Warholm prevailed in the slowest winning time in world championships history — 48.35 seconds — by leading essentially from the gun and holding off the likes of Olympic champion Kerron Clement.
But that’s not what the race will be remembered for. Instead, it will be Warholm’s reaction to seeing his name atop the scoreboard moments afterward.
The first Norwegian man to win a world championships race popped his eyes and clawed his wet fingers over the sides of his mouth. The image conjured an angry Viking and Edvard Munch‘s aforementioned famous painting.
“It’s like instinct,” Warholm said. “It just happened. When I get over the finish line first, I truly couldn’t believe it. I was so tired, but still, so happy.”
On his victory lap, Warholm donned a Viking helmet with horns and the Dannebrogelva, similar to Subway’s famous Chicago Bulls headgear from the 1990s. He collapsed into a sand pit and asked a Reuters photographer to pinch him. He told an interviewer that his favorite emoji was, “Uh, I don’t know, you know, the smiley poop?”
“I’m young,” he said later in a press conference, still wearing the flag and the helmet. “I’m stupid.”
Warholm was a junior decathlete up to two years ago.

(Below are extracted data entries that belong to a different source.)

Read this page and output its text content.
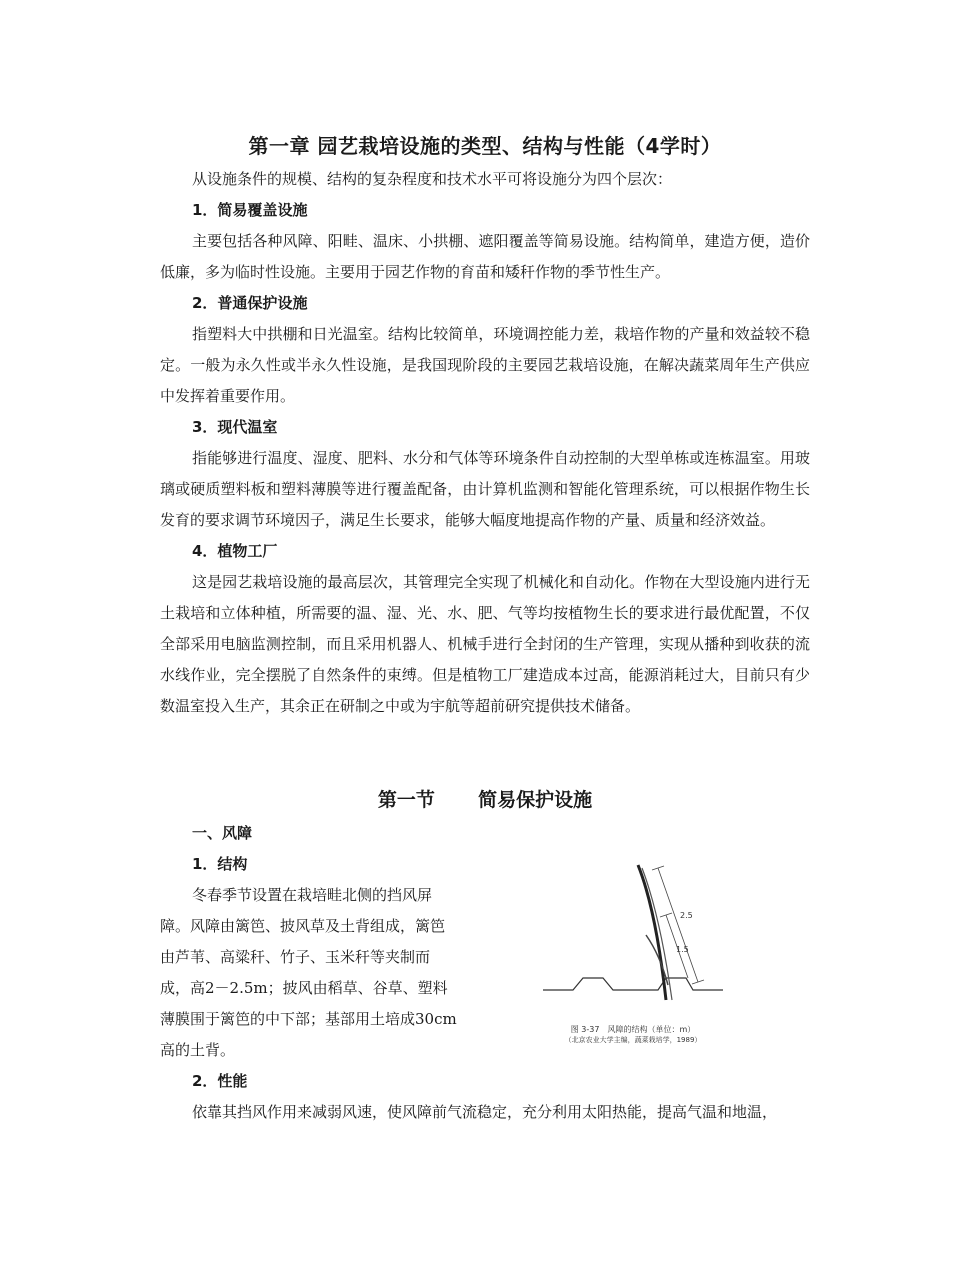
第一章 园艺栽培设施的类型、结构与性能（4学时）

从设施条件的规模、结构的复杂程度和技术水平可将设施分为四个层次：

1．简易覆盖设施

主要包括各种风障、阳畦、温床、小拱棚、遮阳覆盖等简易设施。结构简单，建造方便，造价低廉，多为临时性设施。主要用于园艺作物的育苗和矮秆作物的季节性生产。

2．普通保护设施

指塑料大中拱棚和日光温室。结构比较简单，环境调控能力差，栽培作物的产量和效益较不稳定。一般为永久性或半永久性设施，是我国现阶段的主要园艺栽培设施，在解决蔬菜周年生产供应中发挥着重要作用。

3．现代温室

指能够进行温度、湿度、肥料、水分和气体等环境条件自动控制的大型单栋或连栋温室。用玻璃或硬质塑料板和塑料薄膜等进行覆盖配备，由计算机监测和智能化管理系统，可以根据作物生长发育的要求调节环境因子，满足生长要求，能够大幅度地提高作物的产量、质量和经济效益。

4．植物工厂

这是园艺栽培设施的最高层次，其管理完全实现了机械化和自动化。作物在大型设施内进行无土栽培和立体种植，所需要的温、湿、光、水、肥、气等均按植物生长的要求进行最优配置，不仅全部采用电脑监测控制，而且采用机器人、机械手进行全封闭的生产管理，实现从播种到收获的流水线作业，完全摆脱了自然条件的束缚。但是植物工厂建造成本过高，能源消耗过大，目前只有少数温室投入生产，其余正在研制之中或为宇航等超前研究提供技术储备。

第一节 简易保护设施

一、风障

1．结构

冬春季节设置在栽培畦北侧的挡风屏

障。风障由篱笆、披风草及土背组成，篱笆

由芦苇、高粱秆、竹子、玉米秆等夹制而

成，高2－2.5m；披风由稻草、谷草、塑料

薄膜围于篱笆的中下部；基部用土培成30cm

高的土背。

2．性能

依靠其挡风作用来减弱风速，使风障前气流稳定，充分利用太阳热能，提高气温和地温，

2.5
1.5
图 3-37　风障的结构（单位：m）
（北京农业大学主编，蔬菜栽培学，1989）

He lowered the Norwegian 400m hurdles record four times last year, including in Rio, where he made the semifinals. Warholm entered Wednesday’s final ranked sixth in the world in 2017.

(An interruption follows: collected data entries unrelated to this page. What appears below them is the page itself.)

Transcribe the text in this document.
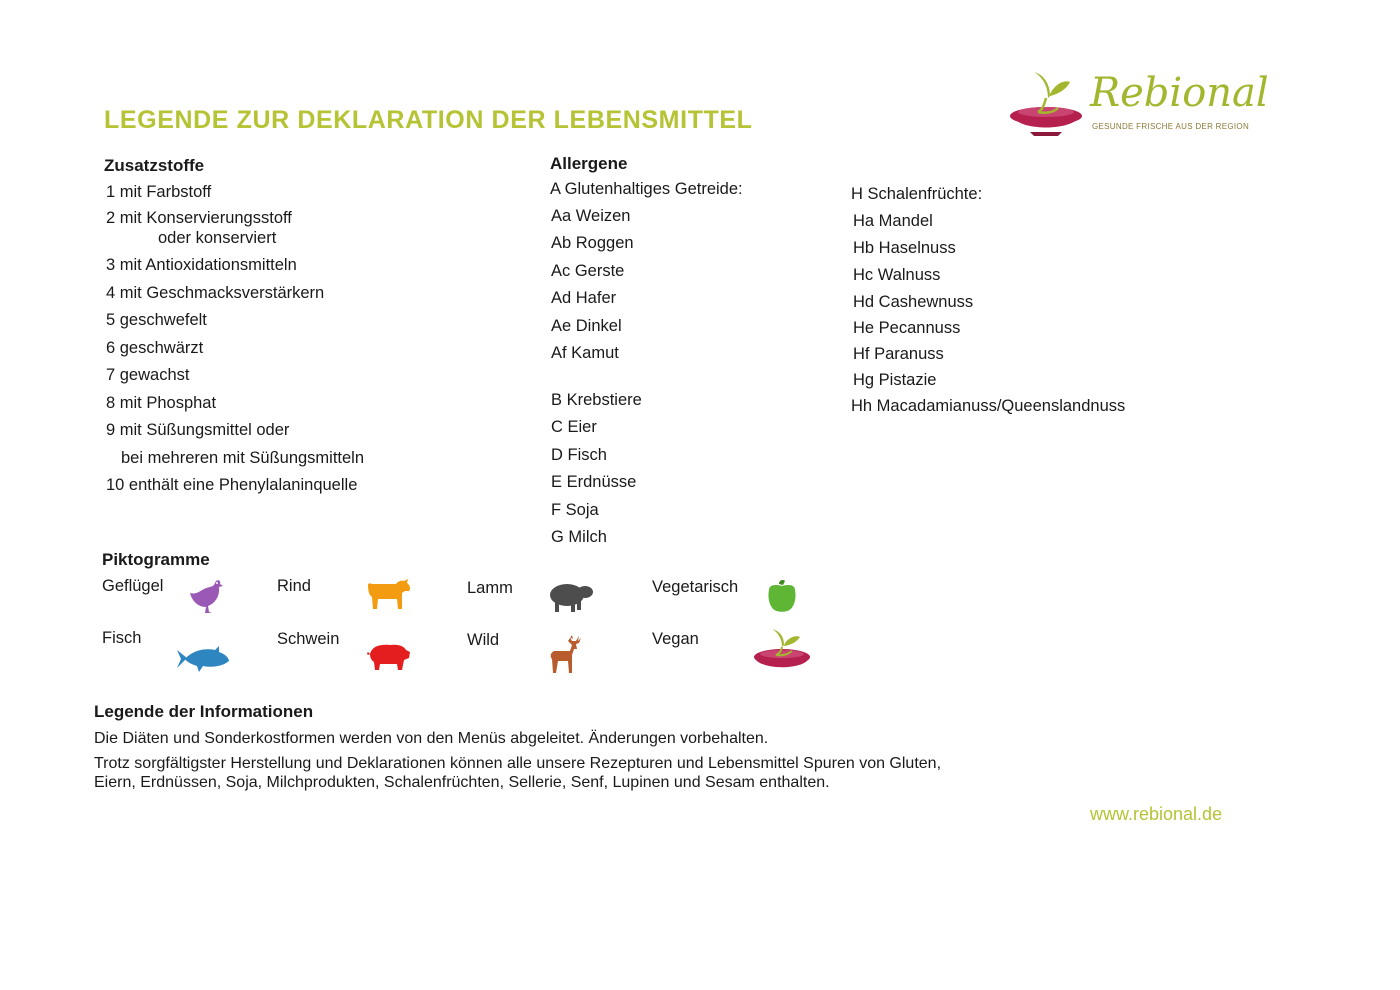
LEGENDE ZUR DEKLARATION DER LEBENSMITTEL
Rebional
GESUNDE FRISCHE AUS DER REGION
Zusatzstoffe
1 mit Farbstoff
2 mit Konservierungsstoff
oder konserviert
3 mit Antioxidationsmitteln
4 mit Geschmacksverstärkern
5 geschwefelt
6 geschwärzt
7 gewachst
8 mit Phosphat
9 mit Süßungsmittel oder
bei mehreren mit Süßungsmitteln
10 enthält eine Phenylalaninquelle
Allergene
A Glutenhaltiges Getreide:
Aa Weizen
Ab Roggen
Ac Gerste
Ad Hafer
Ae Dinkel
Af Kamut
B Krebstiere
C Eier
D Fisch
E Erdnüsse
F Soja
G Milch
H Schalenfrüchte:
Ha Mandel
Hb Haselnuss
Hc Walnuss
Hd Cashewnuss
He Pecannuss
Hf Paranuss
Hg Pistazie
Hh Macadamianuss/Queenslandnuss
Piktogramme
Geflügel	Rind	Lamm	Vegetarisch
Fisch	Schwein	Wild	Vegan
Legende der Informationen
Die Diäten und Sonderkostformen werden von den Menüs abgeleitet. Änderungen vorbehalten.
Trotz sorgfältigster Herstellung und Deklarationen können alle unsere Rezepturen und Lebensmittel Spuren von Gluten,
Eiern, Erdnüssen, Soja, Milchprodukten, Schalenfrüchten, Sellerie, Senf, Lupinen und Sesam enthalten.
www.rebional.de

“My coach, he stopped drinking Coca-Cola two years ago,” Warholm said, adding that his coach’s nickname was “Dr. Sprint” because of his genius. “We had a bet. So he needs to drink Coke today. I can’t wait. I’m just going to sit at the other end of the table and enjoy it and probably just think about the race and watch the race.”
Asked what’s next, Warholm provided another off-the-wall reaction.
“Hopefully more, but you never know,” he said. “Tomorrow, I can get run over by the bus and I can’t compete anymore. I just need to enjoy this.”